Sodium hydride (60% dispersion in mineral oil.) (36 mmol, 1.2 equiv.) was added to corresponding imidazole (30 mmol, 1 equiv.) in dry DMF (100 mL). The mixture was stirred for 1 h; A balloon volume of sulfuryl fluoride gas was then added to the reaction system. The reaction progress was monitored by TLC. After the reaction was completed, the solvent was evaporated in vacuo. Then, the reaction crude was quenched with water and extracted with ethyl acetate (60 mL × 3). The organic layer was dried over Na2SO4, and evaporated in vacuo. The product was purified by flash column chromatography on silica gel with n-pentane/ethyl acetate as the eluent to give the corresponding 2- aryl-1H-benzo[d]imidazole-1-sulfonyl fluoride. Then a solution of the corresponding 2- aryl-1H-benzo[d]imidazole-1-sulfonyl fluoride in DCM (50 mL) was added dropwise MeOTf (45 mmol) at 0 °C. Then, the mixture was stirred at room temperature for 12 h, while monitoring by TLC. After that time, the mixture was concentrated under rotary evaporation to give a white solid (or a viscous liquid) crude product, to which tert-Butyl methyl ether (30 mL) was added. With vigorous stirring, a solid precipitate was formed. The precipitate was washed with tert-Butyl methyl ether (30 mL × 3) and dried in vacuo to yield the title compound (2a-2e) as a white solid.

General procedure for the synthesis of product 3

Condition A: Under argon, to a solution of 4CzIPN (2 mol%), KH2PO4 (2.5 equiv) and IMSF reagent 2b (0.2 mmol, 2 equiv.) in dried DME (1 mL) was added corresponding alkenes 1 (0.1 mmol) at room temperature. After that, the tube was exposed to a 60 W blue LEDs about 10 h until the reaction was completed as monitored by TLC analysis. The reaction mixture was evaporated in vacuo.
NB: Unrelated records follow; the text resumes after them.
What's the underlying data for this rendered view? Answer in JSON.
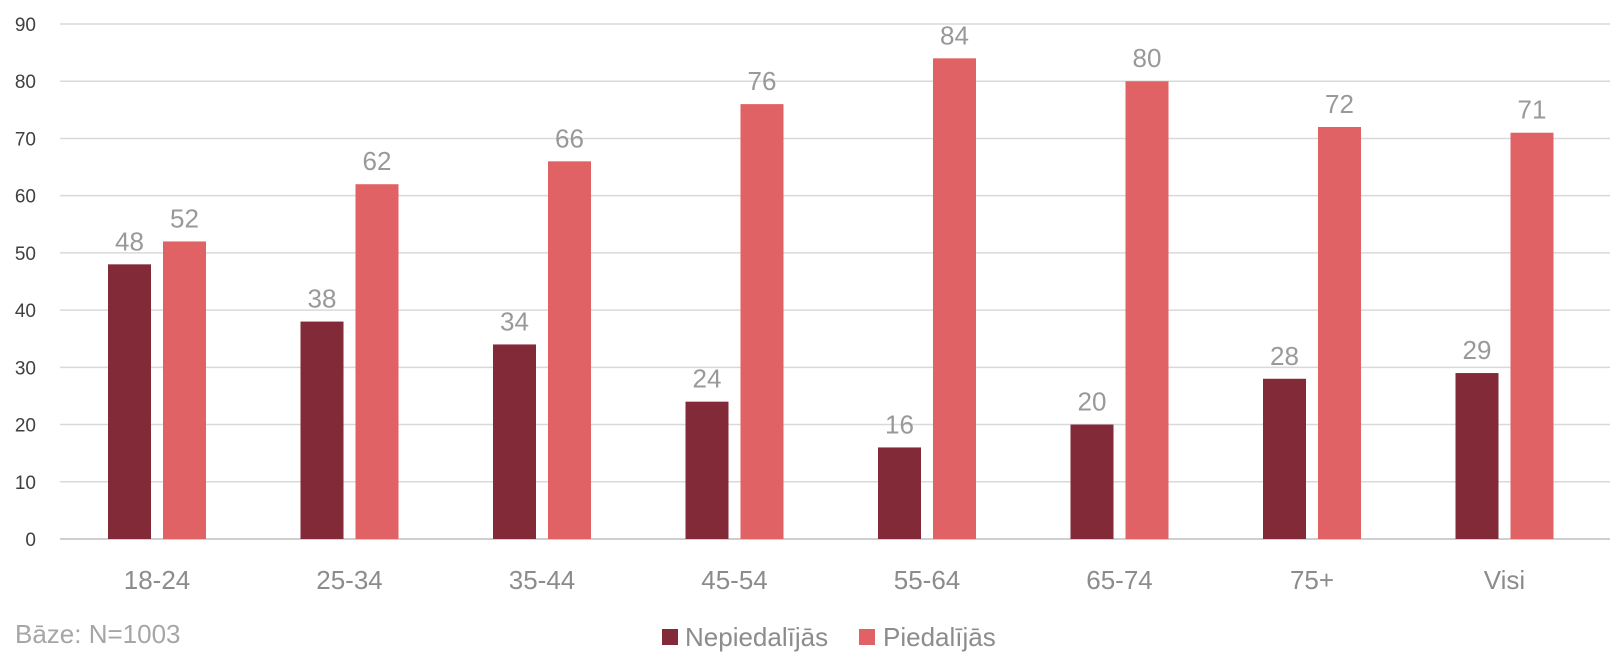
{
  "chart_data": {
    "type": "bar",
    "categories": [
      "18-24",
      "25-34",
      "35-44",
      "45-54",
      "55-64",
      "65-74",
      "75+",
      "Visi"
    ],
    "series": [
      {
        "name": "Nepiedalījās",
        "color": "#832a38",
        "values": [
          48,
          38,
          34,
          24,
          16,
          20,
          28,
          29
        ]
      },
      {
        "name": "Piedalījās",
        "color": "#e06264",
        "values": [
          52,
          62,
          66,
          76,
          84,
          80,
          72,
          71
        ]
      }
    ],
    "ylim": [
      0,
      90
    ],
    "yticks": [
      0,
      10,
      20,
      30,
      40,
      50,
      60,
      70,
      80,
      90
    ],
    "grid": true,
    "legend": "bottom-center",
    "note": "Bāze: N=1003"
  }
}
The crude products were directly purified by flash chromatography on silica gel to give the desired product.

General procedure for the synthesis of product 4

Condition B: Under argon, to a solution of PC 1 (2 mol%), KH2PO4 (2.5 equiv) and IMSF reagent 2b (0.2 mmol, 2 equiv.) in dried EA:DME = 4:1 (1 mL) was added corresponding alkenes 1 (0.1 mmol) at room temperature. After that, the tube was exposed to a 60 W blue LEDs about 12 h, then 1.5 ml of acetonitrile containing Ir{[dF(CF3)ppy]2(dtbbpy)}PF6 (2 mol%) was injected into the reaction tube about 12 h until the reaction was completed as monitored by TLC analysis. The reaction mixture was evaporated in vacuo.The crude products were directly purified by flash chromatography on silica gel to give the desired product.
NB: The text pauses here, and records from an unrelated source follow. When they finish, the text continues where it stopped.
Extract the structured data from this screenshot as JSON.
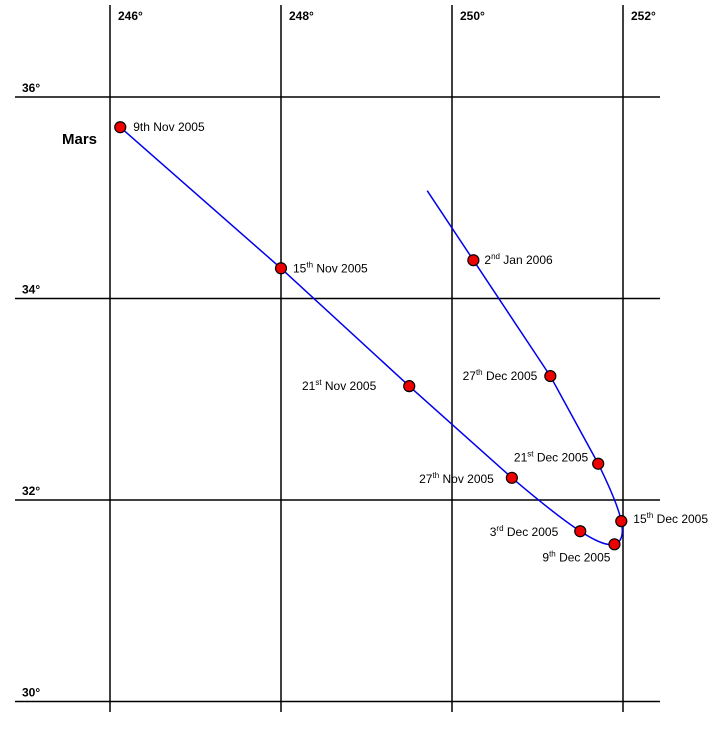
{
  "chart_data": {
    "type": "line",
    "title": "Mars",
    "xlabel": "",
    "ylabel": "",
    "x_ticks": [
      "246°",
      "248°",
      "250°",
      "252°"
    ],
    "y_ticks": [
      "36°",
      "34°",
      "32°",
      "30°"
    ],
    "x_tick_values": [
      246,
      248,
      250,
      252
    ],
    "y_tick_values": [
      36,
      34,
      32,
      30
    ],
    "grid": true,
    "line_color": "#0000ee",
    "marker_color": "#ee0000",
    "series": [
      {
        "points": [
          {
            "x": 246.12,
            "y": 35.7,
            "label": "9th Nov 2005"
          },
          {
            "x": 248.0,
            "y": 34.3,
            "label": "15th Nov 2005",
            "day": "15",
            "sup": "th",
            "rest": " Nov 2005"
          },
          {
            "x": 249.5,
            "y": 33.13,
            "label": "21st Nov 2005",
            "day": "21",
            "sup": "st",
            "rest": " Nov 2005"
          },
          {
            "x": 250.7,
            "y": 32.22,
            "label": "27th Nov 2005",
            "day": "27",
            "sup": "th",
            "rest": " Nov 2005"
          },
          {
            "x": 251.5,
            "y": 31.69,
            "label": "3rd Dec 2005",
            "day": "3",
            "sup": "rd",
            "rest": " Dec 2005"
          },
          {
            "x": 251.9,
            "y": 31.56,
            "label": "9th Dec 2005",
            "day": "9",
            "sup": "th",
            "rest": " Dec 2005"
          },
          {
            "x": 251.98,
            "y": 31.79,
            "label": "15th Dec 2005",
            "day": "15",
            "sup": "th",
            "rest": " Dec 2005"
          },
          {
            "x": 251.71,
            "y": 32.36,
            "label": "21st Dec 2005",
            "day": "21",
            "sup": "st",
            "rest": " Dec 2005"
          },
          {
            "x": 251.15,
            "y": 33.23,
            "label": "27th Dec 2005",
            "day": "27",
            "sup": "th",
            "rest": " Dec 2005"
          },
          {
            "x": 250.25,
            "y": 34.38,
            "label": "2nd Jan 2006",
            "day": "2",
            "sup": "nd",
            "rest": " Jan 2006"
          }
        ]
      }
    ]
  }
}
General procedure for the synthesis of product 6

Condition C: Under argon, to a solution of fac-Ir[d-F-(p-t-Bu)ppy]3 (2 mol%), 1,4-cyclohexadiene (1.5 equiv.) and IMSF reagent 2 (0.2 mmol, 2 equiv.) in dried 2-methyltetrahydrofuran:Acetone = 9:1 (1 mL) was added corresponding alkenes 5 (0.1 mmol) at room temperature. After that, the tube was exposed to a 60 W blue LEDs about 12 h, then until the reaction was completed as monitored by TLC analysis. The reaction mixture was evaporated in vacuo. The crude products were directly purified by flash chromatography on silica gel to give the desired product.
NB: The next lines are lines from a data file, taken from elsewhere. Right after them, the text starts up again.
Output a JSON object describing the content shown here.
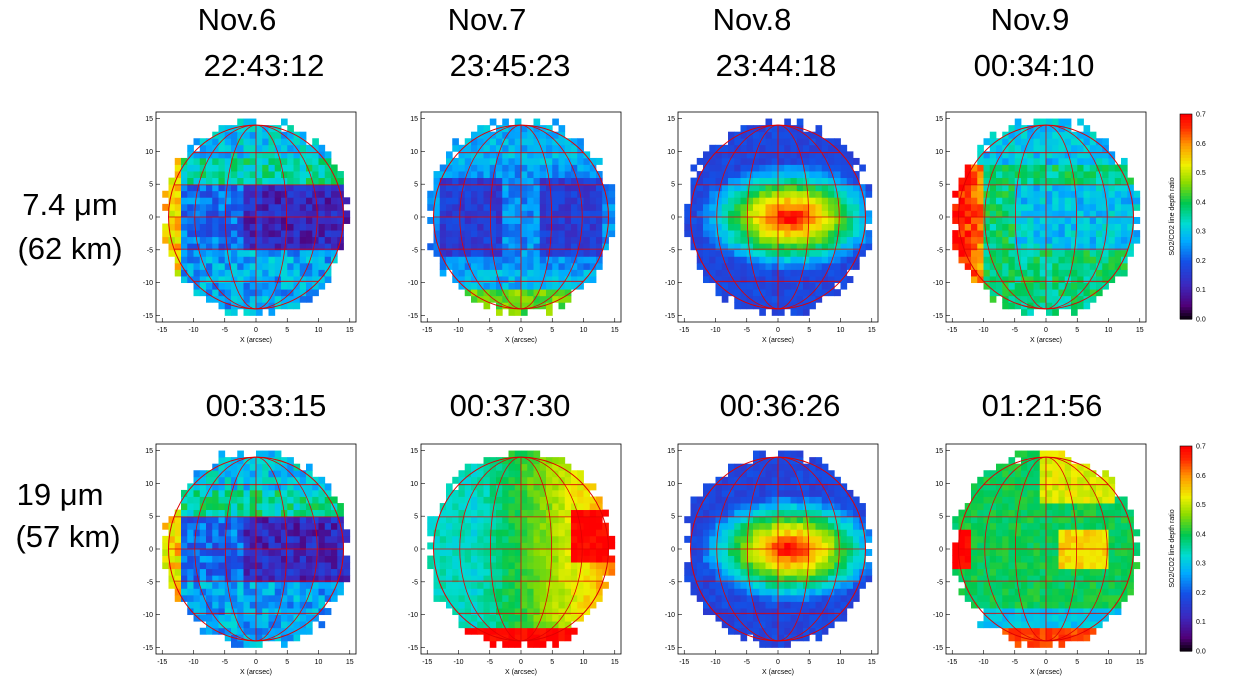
{
  "headers": {
    "col1_date": "Nov.6",
    "col2_date": "Nov.7",
    "col3_date": "Nov.8",
    "col4_date": "Nov.9",
    "row1_times": [
      "22:43:12",
      "23:45:23",
      "23:44:18",
      "00:34:10"
    ],
    "row2_times": [
      "00:33:15",
      "00:37:30",
      "00:36:26",
      "01:21:56"
    ]
  },
  "row_labels": {
    "row1_line1": "7.4 μm",
    "row1_line2": "(62 km)",
    "row2_line1": "19 μm",
    "row2_line2": "(57 km)"
  },
  "axis": {
    "xlabel": "X (arcsec)",
    "xticks": [
      "-15",
      "-10",
      "-5",
      "0",
      "5",
      "10",
      "15"
    ],
    "yticks": [
      "15",
      "10",
      "5",
      "0",
      "-5",
      "-10",
      "-15"
    ]
  },
  "colorbar": {
    "label": "SO2/CO2 line depth ratio",
    "ticks": [
      "0.7",
      "0.6",
      "0.5",
      "0.4",
      "0.3",
      "0.2",
      "0.1",
      "0.0"
    ],
    "colors": [
      "#000000",
      "#4b0082",
      "#3333cc",
      "#00a0ff",
      "#00e0e0",
      "#00d060",
      "#a0e000",
      "#ffff00",
      "#ffa000",
      "#ff2000",
      "#ff0000"
    ]
  },
  "chart_data": [
    {
      "type": "heatmap",
      "time": "22:43:12",
      "wavelength": "7.4 μm",
      "pattern": "low-blue",
      "xlim": [
        -15,
        15
      ],
      "ylim": [
        -15,
        15
      ]
    },
    {
      "type": "heatmap",
      "time": "23:45:23",
      "wavelength": "7.4 μm",
      "pattern": "low-cyan",
      "xlim": [
        -15,
        15
      ],
      "ylim": [
        -15,
        15
      ]
    },
    {
      "type": "heatmap",
      "time": "23:44:18",
      "wavelength": "7.4 μm",
      "pattern": "high-center",
      "xlim": [
        -15,
        15
      ],
      "ylim": [
        -15,
        15
      ]
    },
    {
      "type": "heatmap",
      "time": "00:34:10",
      "wavelength": "7.4 μm",
      "pattern": "west-limb",
      "xlim": [
        -15,
        15
      ],
      "ylim": [
        -15,
        15
      ]
    },
    {
      "type": "heatmap",
      "time": "00:33:15",
      "wavelength": "19 μm",
      "pattern": "low-blue",
      "xlim": [
        -15,
        15
      ],
      "ylim": [
        -15,
        15
      ]
    },
    {
      "type": "heatmap",
      "time": "00:37:30",
      "wavelength": "19 μm",
      "pattern": "east-high",
      "xlim": [
        -15,
        15
      ],
      "ylim": [
        -15,
        15
      ]
    },
    {
      "type": "heatmap",
      "time": "00:36:26",
      "wavelength": "19 μm",
      "pattern": "high-center",
      "xlim": [
        -15,
        15
      ],
      "ylim": [
        -15,
        15
      ]
    },
    {
      "type": "heatmap",
      "time": "01:21:56",
      "wavelength": "19 μm",
      "pattern": "mid-green",
      "xlim": [
        -15,
        15
      ],
      "ylim": [
        -15,
        15
      ]
    }
  ]
}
General procedure for the synthesis of product 8

Condition D: Under argon, to a solution of fac-Ir[d-F-(p-t-Bu)ppy]3 (2 mol%), and IMSF reagent 2a (0.2 mmol, 2 equiv.) in dried EA:DME = 7:3 (1 mL) was added corresponding alkenes 7 (0.1 mmol) at room temperature. After that, the tube was exposed to a 60 W blue LEDs about 12 h, then until the reaction was completed as monitored by TLC analysis. The reaction mixture was evaporated in vacuo. The crude products were directly purified by flash chromatography on silica gel to give the desired product.